Earlier iterations of this committee, (North Central Regional Committee 1018) have not only developed a spatial-temporal database of soils, weather, and crop information for the ten north central states, it has developed a research model that can easily be replicated in other regions of the U.S. or the world. The methodologies used to aggregate these data to a county resolution could be applied to other regions to develop similar databases. The system also has the ability to create input files for use in integrated crop-soil-environment suites such as the Decision Support System for Agrotechnology Transfer (DSSAT; Hoogenboom et al., 2004), but also has lower level soil and crop simulation models programmed within the Modeling Applications Integrated Framework (MASIF) database at the Computational Ecology and Visualization Laboratory at Michigan State University. The future plans are to use the existing measured weather data to develop climate change scenarios which will add a new suite of capabilities to this system that can aid in answering production, economic and policy oriented questions.

In addition several current NC-1179 members run state networks through then own auspices ranging from the Pacific Northwest, to the Plains and Corn Belt. These networks have been developed to enhance monitoring and forecasting for disease, insect and irrigation applications. The networks also provide a unique ability for cooperation on monitoring lesser-noted atmospheric data such as humidity, wind, soil temperature and soil moisture. In some cases these stations provide the only data available in regions. Collaboration among the members will allow for better development and monitoring of changes and variability in these additional types of data. Long term data sets for temperature and precipitation at higher spatial density (roughly county level), but are not available for the other data sets. The continuing monitoring of these types of data in their states will continue to show the trends and variability existing in these data. The existence of these state networks was the basis for a soil moisture and snow monitoring proposal for the Upper Missouri Basin which is currently part of a WRDA (Water Resources Development Act S.R 601) which passed out of the Senate in the spring of 2013. The committee also has a long history of developing new and innovative measurement standards, data manipulation and quality control methods.

Most climate change scenario predictions are at very large scales (several 1000 km2); however, the NC-94/1018 database has a county level spatial resolution. It has an existing temporal resolution of 30 year with the tools and templates in place to expand temporally as more data is measured. The importance of these data is they first can serve as baseline for measured data comparisons over the next 30 to 40 years AND can serve as a baseline from which to develop climatologies from the climate change model predictions. An integrated modeling approach is needed in order to develop effective policies, management programs that secure our food, fuel, and fiber supply as well as protect our natural resources. Often these systems need to be evaluated simultaneously for the biological, agronomic, ecologic and economic impacts. Since all of these variables are intertwined, one model type (crop model, soil model, etc) will seldom accomplish -the objectives set forth here. The scientists who participate in NC-1018 encompass a wide range of disciplines and include crop modelers, soil scientists, climatologists, and agricultural economists. This integrated team has the capabilities to address all of the issues described above and objectives stated below through large scale, integrated modeling efforts.

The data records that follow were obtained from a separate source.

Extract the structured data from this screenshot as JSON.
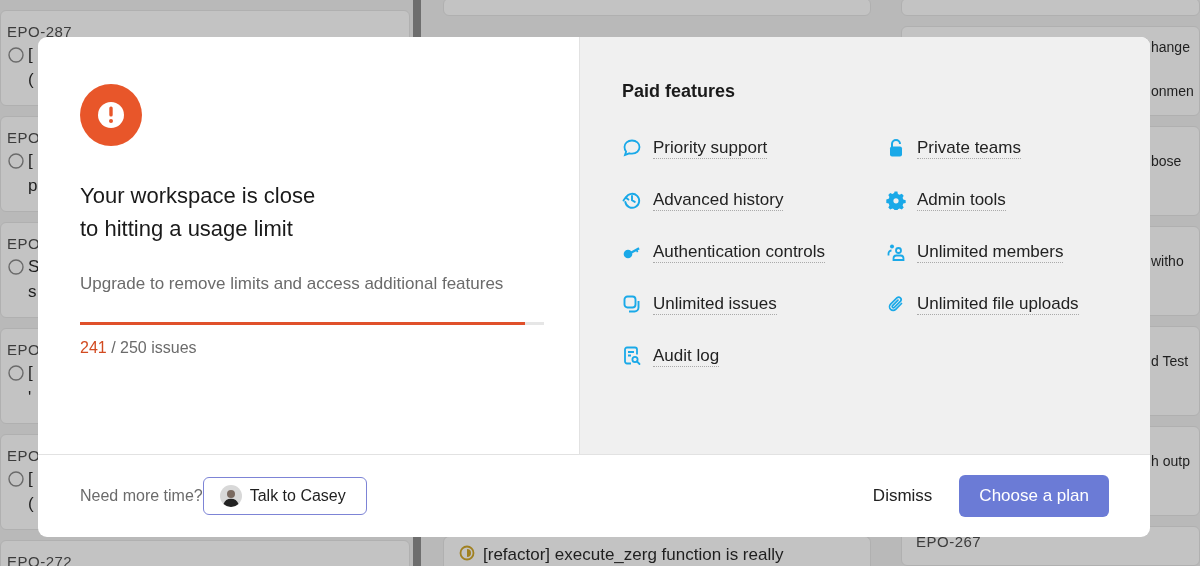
{
  "background": {
    "left_cards": [
      {
        "id": "EPO-287",
        "lines": [
          "[",
          "("
        ]
      },
      {
        "id": "EPO",
        "lines": [
          "[",
          "p"
        ]
      },
      {
        "id": "EPO",
        "lines": [
          "S",
          "s"
        ]
      },
      {
        "id": "EPO",
        "lines": [
          "[",
          "'"
        ]
      },
      {
        "id": "EPO",
        "lines": [
          "[",
          "("
        ]
      },
      {
        "id": "EPO-272"
      }
    ],
    "middle_card": {
      "title": "[refactor] execute_zerg function is really"
    },
    "right_cards": [
      {
        "lines": [
          "hange",
          "onmen"
        ]
      },
      {
        "lines": [
          "bose"
        ]
      },
      {
        "lines": [
          "witho"
        ]
      },
      {
        "lines": [
          "d Test"
        ]
      },
      {
        "lines": [
          "h outp"
        ]
      }
    ],
    "right_last_id": "EPO-267"
  },
  "dialog": {
    "title_lines": [
      "Your workspace is close",
      "to hitting a usage limit"
    ],
    "description": "Upgrade to remove limits and access additional features",
    "usage": {
      "level": 0.96,
      "used": "241",
      "limit": "/ 250 issues"
    },
    "paid_features": {
      "title": "Paid features",
      "columns": [
        [
          "Priority support",
          "Advanced history",
          "Authentication controls",
          "Unlimited issues",
          "Audit log"
        ],
        [
          "Private teams",
          "Admin tools",
          "Unlimited members",
          "Unlimited file uploads"
        ]
      ]
    },
    "footer": {
      "prompt": "Need more time?",
      "talk_button": "Talk to Casey",
      "dismiss": "Dismiss",
      "primary": "Choose a plan"
    }
  }
}
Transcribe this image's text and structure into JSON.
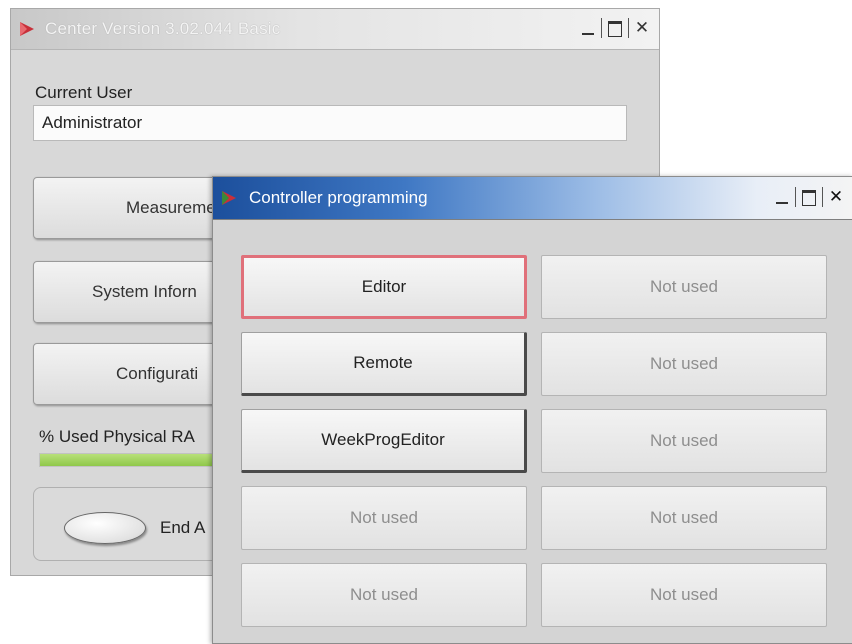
{
  "back_window": {
    "title": "Center Version 3.02.044  Basic",
    "current_user_label": "Current User",
    "current_user_value": "Administrator",
    "buttons": {
      "measurement": "Measurement  M",
      "system_information": "System Inforn",
      "configuration": "Configurati"
    },
    "ram_label": "% Used Physical RA",
    "ram_used_fraction": 0.3,
    "end_label": "End A"
  },
  "front_window": {
    "title": "Controller programming",
    "buttons": [
      {
        "label": "Editor",
        "state": "selected"
      },
      {
        "label": "Not used",
        "state": "disabled"
      },
      {
        "label": "Remote",
        "state": "active"
      },
      {
        "label": "Not used",
        "state": "disabled"
      },
      {
        "label": "WeekProgEditor",
        "state": "active"
      },
      {
        "label": "Not used",
        "state": "disabled"
      },
      {
        "label": "Not used",
        "state": "disabled"
      },
      {
        "label": "Not used",
        "state": "disabled"
      },
      {
        "label": "Not used",
        "state": "disabled"
      },
      {
        "label": "Not used",
        "state": "disabled"
      }
    ]
  },
  "colors": {
    "selected_outline": "#e0707a",
    "ram_bar": "#8fc84a",
    "front_titlebar": "#1c4f9c"
  }
}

The committee is also well positioned in working with currently-funded USDA and NOAA grants to develop tools for producers. These projects include the AFRI-funded (U2U) Useful to Usable Project developing tools for producers in the Corn Belt, the Corn CAP, working on climate change issues and tools in the Corn Belt and the NOAA Regional Integrated Sciences Assessment -The Southeast Climate Consortium. Six state climatologists are also involved. All are using climate information to help develop decision-making in agriculture in some form to help users make decisions. These tool applications are excellent methods of connected current research to tools and applications for producers.